Jeannie, l'arrière-petite-fille du Colonel, sa confidente dans son enfance, devient une femme ombrageuse et seule, finement présentée dans son impulsivité et ses hésitations. Après deux générations d'hommes incapables, elle hérite de terres exsangues quand survient la révolution du pétrole : « Elle puisait dans le sol quelque chose qui ne servait à rien et le ramenait à la surface, à la lumière, où il prenait du sens. C'était une forme de création. C'était toute sa vie » (p 130). Secrètement incertaine et souvent surprise dans son rapport à autrui, elle est confiante en son instinct, convaincue de la légitimité de la fortune et de la loi du plus fort : « Elle avait fait le tour du Moyen-Orient (…), elle était rentrée perturbée. Là où vingt ans plus tôt on ne voyait que des hommes à dos de chameau, il y avait aujourd'hui des immeubles, des tas d'ordures partout, et des gens qui vont regardaient d'un oeil noir à chaque coin de rue. C'était le problème, avec la télévision : tout le monde voyait ce que vous preniez. Ce que voyaient les arabes, c'étaient de riches étrangers acheter leur pétrole à dix cents le baril est le revendre dix fois le prix » (p 708). Elle énonce pour l'auteur une religion pessimiste : « Quand bien même Dieu existerait, c'était grotesque de prétendre qu'il aimait l'humanité. Ce pouvait aussi bien être tout le contraire ; il pouvait aussi bien systématiquement nous tromper. Penser qu'un être tout-puissant créerait un monde pour d'autres que lui, qu'il passerait son temps à s'occuper de créatures inférieures, ça allait à l'encontre du sens commun. Les forts prenaient aux faibles ; il n'y avait que les faibles pour ne pas comprendre. Si Dieu existait, quelque part, il était exactement comme les Grecs et les Romains l'avaient imaginé : un arnaqueur, un grand frère toujours en train d'inventer quelque nouveau châtiment » (p 711).

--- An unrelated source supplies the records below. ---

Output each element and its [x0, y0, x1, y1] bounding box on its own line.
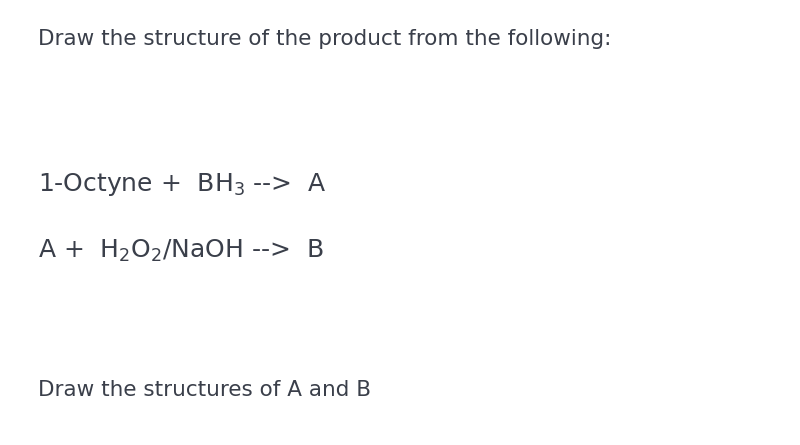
Text: A +  H$_2$O$_2$/NaOH -->  B: A + H$_2$O$_2$/NaOH --> B	[38, 238, 323, 264]
Text: Draw the structures of A and B: Draw the structures of A and B	[38, 380, 370, 400]
Text: Draw the structure of the product from the following:: Draw the structure of the product from t…	[38, 29, 611, 49]
Text: 1-Octyne +  BH$_3$ -->  A: 1-Octyne + BH$_3$ --> A	[38, 171, 326, 198]
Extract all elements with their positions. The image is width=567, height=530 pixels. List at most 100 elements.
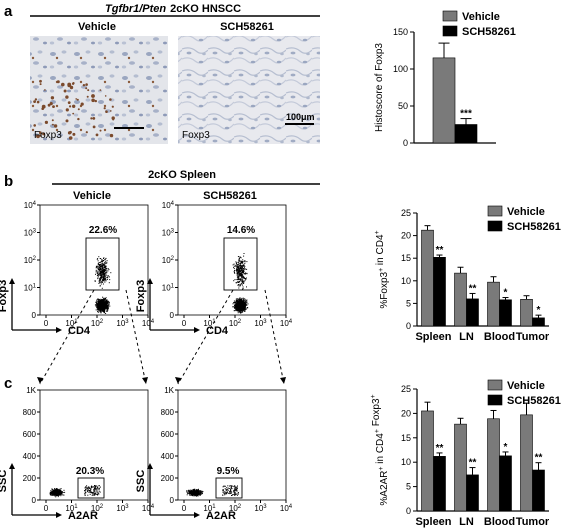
event-dot xyxy=(89,491,91,493)
event-dot xyxy=(103,311,104,312)
x-tick-label: LN xyxy=(459,516,474,528)
event-dot xyxy=(232,485,234,487)
event-dot xyxy=(237,301,239,303)
event-dot xyxy=(105,303,106,305)
event-dot xyxy=(96,302,97,304)
event-dot xyxy=(55,493,57,495)
event-dot xyxy=(242,304,244,306)
event-dot xyxy=(233,310,235,312)
x-tick-label: 0 xyxy=(44,319,49,328)
event-dot xyxy=(97,258,99,260)
event-dot xyxy=(234,302,236,304)
event-dot xyxy=(242,305,244,307)
event-dot xyxy=(199,494,201,496)
event-dot xyxy=(236,309,238,311)
foxp3-cell xyxy=(53,124,58,128)
event-dot xyxy=(237,304,239,306)
event-dot xyxy=(97,265,99,267)
event-dot xyxy=(104,305,106,306)
y-tick-label: 101 xyxy=(24,284,37,293)
event-dot xyxy=(97,309,99,311)
event-dot xyxy=(88,486,90,488)
event-dot xyxy=(98,275,99,277)
foxp3-cell xyxy=(112,118,115,121)
x-axis-label: CD4 xyxy=(68,325,91,337)
x-tick-label: 102 xyxy=(91,504,104,513)
event-dot xyxy=(84,490,85,492)
event-dot xyxy=(84,487,86,489)
event-dot xyxy=(102,300,104,302)
tick-exponent: 3 xyxy=(33,229,37,235)
event-dot xyxy=(97,309,99,311)
foxp3-cell xyxy=(36,134,40,139)
foxp3-cell xyxy=(95,133,99,137)
event-dot xyxy=(188,492,190,494)
event-dot xyxy=(105,299,107,301)
event-dot xyxy=(93,494,95,496)
event-dot xyxy=(231,491,233,493)
event-dot xyxy=(99,491,101,493)
event-dot xyxy=(235,308,237,310)
event-dot xyxy=(104,281,106,283)
event-dot xyxy=(236,304,238,306)
tick-exponent: 3 xyxy=(263,504,267,510)
event-dot xyxy=(243,298,245,300)
tick-base: 10 xyxy=(162,284,171,293)
event-dot xyxy=(233,272,235,273)
event-dot xyxy=(246,301,248,303)
foxp3-cell xyxy=(72,104,76,109)
foxp3-cell xyxy=(72,112,75,115)
tick-base: 10 xyxy=(162,256,171,265)
event-dot xyxy=(84,494,86,496)
tick-base: 400 xyxy=(23,452,37,461)
event-dot xyxy=(103,269,105,271)
event-dot xyxy=(103,263,105,265)
event-dot xyxy=(107,275,109,276)
event-dot xyxy=(229,485,231,486)
event-dot xyxy=(199,490,201,492)
event-dot xyxy=(239,301,241,303)
event-dot xyxy=(97,268,99,270)
tick-exponent: 4 xyxy=(289,319,293,325)
tick-base: 10 xyxy=(254,504,263,513)
event-dot xyxy=(97,304,99,306)
event-dot xyxy=(57,491,59,493)
event-dot xyxy=(189,491,191,493)
event-dot xyxy=(103,278,104,280)
event-dot xyxy=(241,267,243,268)
event-dot xyxy=(107,302,109,304)
event-dot xyxy=(104,302,106,304)
event-dot xyxy=(99,270,101,272)
event-dot xyxy=(238,309,240,311)
event-dot xyxy=(57,493,59,494)
event-dot xyxy=(234,265,236,267)
event-dot xyxy=(86,488,88,490)
significance-mark: *** xyxy=(460,109,472,120)
event-dot xyxy=(97,262,99,264)
event-dot xyxy=(227,489,229,491)
event-dot xyxy=(192,492,194,494)
event-dot xyxy=(100,266,102,268)
event-dot xyxy=(237,306,239,308)
event-dot xyxy=(104,267,106,269)
bar xyxy=(520,414,533,512)
event-dot xyxy=(99,266,101,268)
event-dot xyxy=(101,268,103,270)
event-dot xyxy=(235,304,237,306)
event-dot xyxy=(103,257,105,259)
event-dot xyxy=(186,494,188,496)
event-dot xyxy=(103,306,105,308)
event-dot xyxy=(98,280,100,282)
event-dot xyxy=(106,303,108,305)
event-dot xyxy=(57,493,59,495)
event-dot xyxy=(62,494,64,496)
event-dot xyxy=(101,299,103,301)
panel-a-treatment-label: SCH58261 xyxy=(220,21,274,33)
event-dot xyxy=(98,282,100,284)
event-dot xyxy=(96,299,98,301)
x-tick-label: 101 xyxy=(65,504,78,513)
event-dot xyxy=(106,268,108,270)
event-dot xyxy=(95,304,97,306)
event-dot xyxy=(246,261,248,263)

Hors des trois personnages, le roman est l'éloge d'une nature grandiose et impavide. le regard du Colonel sur le paysage, la flore et la faune est d'une fraicheur sans apprêt. L'auteur nous informe longuement, dans un style documentaire, sur les moeurs et les techniques de guerre des Comanches, mais il ignore leur mythologie et leur religion. Un autre défaut bénin, commun dans le roman américain, est l'alternance des personnages et des thèmes à chaque chapitre, maintenant la chronologie dans une valse à trois temps. La fin de la saga est une suite de catastrophes, l'écroulement d'un monde. «
Le fils », modèle enfant d'un surhomme « qui vaudrait mille hommes aujourd'hui », apparaît aux dernières lignes de ce splendide roman.